Einsam kämpft das Wolgaland. Ein Bericht aus 7 Jahren Krieg und Revolution von Georg Löbsack. Mit 6 Bildern und 3 Karten. 1936. R. Voigtländer’s Verlag, Leipzig. Leinen 4,50 RM.

Es ist im Lauf der letzten Jahre in der deutschen Presse viel mehr von der Deutschen Wolga-Republik, ihren Wirtschaftsmöglichkeiten, dem furchtbaren Hungerelend, ihrer Anpassung an den Bolschewismus und ihrer vermuteten Eigenständigkeit, der Bedrückung der Wolga-bauern und ihren Fluchtversuchen — von äußerem Geschehen — die Rede gewesen als vom Wolgadeutschen. Wer in Deutschland kennt diesen deutschen Ostmenschen, wie er in fünf Generationen seit der Einwanderung 1765 aus der Zusammenschmelzung der Abkömmlinge verschiedener deutscher Stämme in den Steppen der Wolga geworden ist? Im Buch: „Einsam kämpft das Wolgaland“ gibt uns ein Wolgadeutscher in einer Tiefe, die bisher nie erreicht wurde, Einblicke in das Werden und Wesen, in das eigenartige und daher einzigartige Seelenleben dieses deutschen Stammes. Das Buch ist wertvoll, weil es die sieben Jahre der Kriegs- und Revolutionskatastrophen  des einsam kämpfenden Wolgalandes schildert, wie das nur ein Mitkämpfer so lebendig zu gestalten vermag. Aber noch weit wertvoller ist das Buch dadurch, daß es von einem Dichter geschrieben ist, der die Seele seines Volkes erkannt hat und dieses Volk in seinem einstigen Glück und Reichtum und in der Tragik von Not, Verderben und Tod mit Innigkeit liebt. Daher ist dieses Buch von einem nicht nachzuahmenden Zauber erfüllt: Die Wolga rauscht in ihm, die unermeßlichen Weiten der russischen Steppen dehnen sich in ihm. Der dem Westeuropäer unbekannte Duft des Ostens schlägt uns entgegen.
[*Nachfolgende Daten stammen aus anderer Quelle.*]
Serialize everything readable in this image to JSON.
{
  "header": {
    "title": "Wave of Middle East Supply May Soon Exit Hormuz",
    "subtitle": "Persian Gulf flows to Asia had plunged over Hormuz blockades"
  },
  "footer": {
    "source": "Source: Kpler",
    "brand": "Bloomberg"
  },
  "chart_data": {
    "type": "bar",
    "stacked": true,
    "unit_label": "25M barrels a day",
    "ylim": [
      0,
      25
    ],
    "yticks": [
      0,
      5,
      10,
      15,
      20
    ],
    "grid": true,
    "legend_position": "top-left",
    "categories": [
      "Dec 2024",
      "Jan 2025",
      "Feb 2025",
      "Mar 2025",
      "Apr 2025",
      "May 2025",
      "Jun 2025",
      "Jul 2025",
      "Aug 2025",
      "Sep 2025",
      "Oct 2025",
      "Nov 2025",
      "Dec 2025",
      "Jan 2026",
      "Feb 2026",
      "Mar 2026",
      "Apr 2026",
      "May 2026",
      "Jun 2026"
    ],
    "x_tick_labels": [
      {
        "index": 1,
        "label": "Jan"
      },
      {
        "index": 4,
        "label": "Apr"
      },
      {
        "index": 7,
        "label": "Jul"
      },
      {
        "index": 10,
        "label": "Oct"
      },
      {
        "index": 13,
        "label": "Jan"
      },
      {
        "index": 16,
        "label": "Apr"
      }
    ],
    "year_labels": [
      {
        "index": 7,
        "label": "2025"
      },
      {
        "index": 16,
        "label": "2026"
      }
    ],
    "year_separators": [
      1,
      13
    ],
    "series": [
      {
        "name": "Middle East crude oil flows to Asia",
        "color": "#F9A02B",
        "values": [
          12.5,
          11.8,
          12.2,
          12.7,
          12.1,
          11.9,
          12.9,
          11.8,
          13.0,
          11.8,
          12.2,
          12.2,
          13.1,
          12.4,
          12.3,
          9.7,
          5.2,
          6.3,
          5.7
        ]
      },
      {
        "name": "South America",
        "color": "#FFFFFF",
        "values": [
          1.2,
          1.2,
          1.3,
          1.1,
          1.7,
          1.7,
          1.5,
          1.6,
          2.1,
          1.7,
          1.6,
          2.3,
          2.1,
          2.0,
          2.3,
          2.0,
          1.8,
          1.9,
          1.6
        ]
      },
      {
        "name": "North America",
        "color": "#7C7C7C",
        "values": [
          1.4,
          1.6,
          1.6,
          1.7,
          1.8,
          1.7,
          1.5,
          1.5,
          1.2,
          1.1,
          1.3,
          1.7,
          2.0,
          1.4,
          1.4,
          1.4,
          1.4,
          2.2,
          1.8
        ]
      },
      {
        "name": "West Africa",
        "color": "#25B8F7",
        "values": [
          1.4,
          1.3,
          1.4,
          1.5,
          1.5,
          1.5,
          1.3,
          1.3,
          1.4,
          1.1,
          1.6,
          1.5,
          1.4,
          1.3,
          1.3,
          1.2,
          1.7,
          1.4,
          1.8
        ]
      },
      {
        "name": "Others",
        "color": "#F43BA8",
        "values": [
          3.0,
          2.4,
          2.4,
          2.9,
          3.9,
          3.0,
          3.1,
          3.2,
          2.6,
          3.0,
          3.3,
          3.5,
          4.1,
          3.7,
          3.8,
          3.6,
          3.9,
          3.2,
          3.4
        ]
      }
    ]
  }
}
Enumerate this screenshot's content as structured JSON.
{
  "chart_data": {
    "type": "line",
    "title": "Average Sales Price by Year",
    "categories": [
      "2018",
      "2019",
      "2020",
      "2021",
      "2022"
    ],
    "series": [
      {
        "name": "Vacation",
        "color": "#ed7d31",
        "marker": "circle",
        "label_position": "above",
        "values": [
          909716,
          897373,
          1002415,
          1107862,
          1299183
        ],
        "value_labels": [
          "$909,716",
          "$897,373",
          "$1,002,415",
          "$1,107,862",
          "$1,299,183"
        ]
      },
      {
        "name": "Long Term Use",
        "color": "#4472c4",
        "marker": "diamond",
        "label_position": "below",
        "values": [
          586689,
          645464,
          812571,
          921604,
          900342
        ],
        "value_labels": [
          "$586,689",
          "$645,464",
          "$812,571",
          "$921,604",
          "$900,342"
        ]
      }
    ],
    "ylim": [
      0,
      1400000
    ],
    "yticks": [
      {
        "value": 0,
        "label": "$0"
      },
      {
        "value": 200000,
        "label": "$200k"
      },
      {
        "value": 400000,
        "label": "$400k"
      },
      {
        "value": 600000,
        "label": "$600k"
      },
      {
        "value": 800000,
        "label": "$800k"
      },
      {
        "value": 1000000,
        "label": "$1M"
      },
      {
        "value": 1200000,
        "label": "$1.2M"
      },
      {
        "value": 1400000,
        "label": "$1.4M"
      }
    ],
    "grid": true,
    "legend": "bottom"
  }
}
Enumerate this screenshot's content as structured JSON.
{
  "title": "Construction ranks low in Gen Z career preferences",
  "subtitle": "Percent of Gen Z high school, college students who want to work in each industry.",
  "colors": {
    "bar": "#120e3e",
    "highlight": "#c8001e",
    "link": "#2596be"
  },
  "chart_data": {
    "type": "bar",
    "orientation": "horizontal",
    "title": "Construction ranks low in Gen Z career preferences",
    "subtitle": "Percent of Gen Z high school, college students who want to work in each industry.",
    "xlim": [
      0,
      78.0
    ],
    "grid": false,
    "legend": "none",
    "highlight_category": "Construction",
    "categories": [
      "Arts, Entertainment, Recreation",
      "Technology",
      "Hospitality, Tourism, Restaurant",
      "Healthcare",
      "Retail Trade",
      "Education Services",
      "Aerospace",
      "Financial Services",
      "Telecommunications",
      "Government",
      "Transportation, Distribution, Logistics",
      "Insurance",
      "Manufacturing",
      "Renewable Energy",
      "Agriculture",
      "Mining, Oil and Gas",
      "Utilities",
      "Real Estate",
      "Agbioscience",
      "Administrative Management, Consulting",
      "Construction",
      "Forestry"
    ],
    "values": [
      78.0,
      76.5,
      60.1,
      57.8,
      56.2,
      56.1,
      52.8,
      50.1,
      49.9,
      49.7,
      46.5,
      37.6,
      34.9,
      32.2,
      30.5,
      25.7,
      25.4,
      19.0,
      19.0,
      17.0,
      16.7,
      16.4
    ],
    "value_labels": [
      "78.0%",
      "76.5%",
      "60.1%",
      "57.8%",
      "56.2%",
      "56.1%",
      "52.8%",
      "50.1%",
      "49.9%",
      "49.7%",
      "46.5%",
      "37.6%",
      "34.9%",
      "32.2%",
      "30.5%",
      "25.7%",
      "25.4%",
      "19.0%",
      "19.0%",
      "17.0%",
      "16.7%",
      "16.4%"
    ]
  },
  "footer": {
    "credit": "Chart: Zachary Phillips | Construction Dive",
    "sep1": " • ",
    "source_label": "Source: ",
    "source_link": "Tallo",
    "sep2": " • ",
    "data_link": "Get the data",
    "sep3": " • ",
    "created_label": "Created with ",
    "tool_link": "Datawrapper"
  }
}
Wenn Löbsack in wenig Worten die Kolonistenkultur der baltischen gegen- überstellt, merkt jeder Wissende, welch tiefes seelisches Erfassen des Ostdeutschen in seinen verschiedenen Abwandlungen hier vorliegt. Er schreibt: „Die deutsch-baltische Kultur war die Kultur des überalterten Adels und des etwas hoffärtigen städtischen Bürgertums. Die kolonistische  Kultur war zum Teil noch altdeutsch und schlicht, zum Teil schon russisch und anspruchsvoll, ungelenk, rauh, noch jung, aber doch schon angekränkelt von Zweifeln, ob denn die kolonistische Zukunft an der Wolga und am Schwarzen Meer liege. Gefangen im Bann der russischen Kultur, war sie der Deutschlands weltenfern, ohne selbst schon das zu sein, was schlechthin Geisteskultur heißt. Es war Beginn. Nicht mehr.“

Mit Recht sagt daher Adolf Eichler vom Werk Löbsacks, des alten treuen Mitarbeiters der „Deutschen Post aus dem Osten“: „Dieses lebenswahre Buch kann als eine Sendung der Wolgadeutschen an Mutterland und Stammvolk gewertet werden.“ Löbsack ist einer der wenigen Deutschen des vom Mutterlande abgeschnittenen Wolgadeutschtums, der dem deutschen Volk singen und sagen kann von diesen heute einsamer denn je kämpfenden deutschen Menschen. Es ist ein Buch des Rußlanddeutschtums für das ganze deutsche Volk.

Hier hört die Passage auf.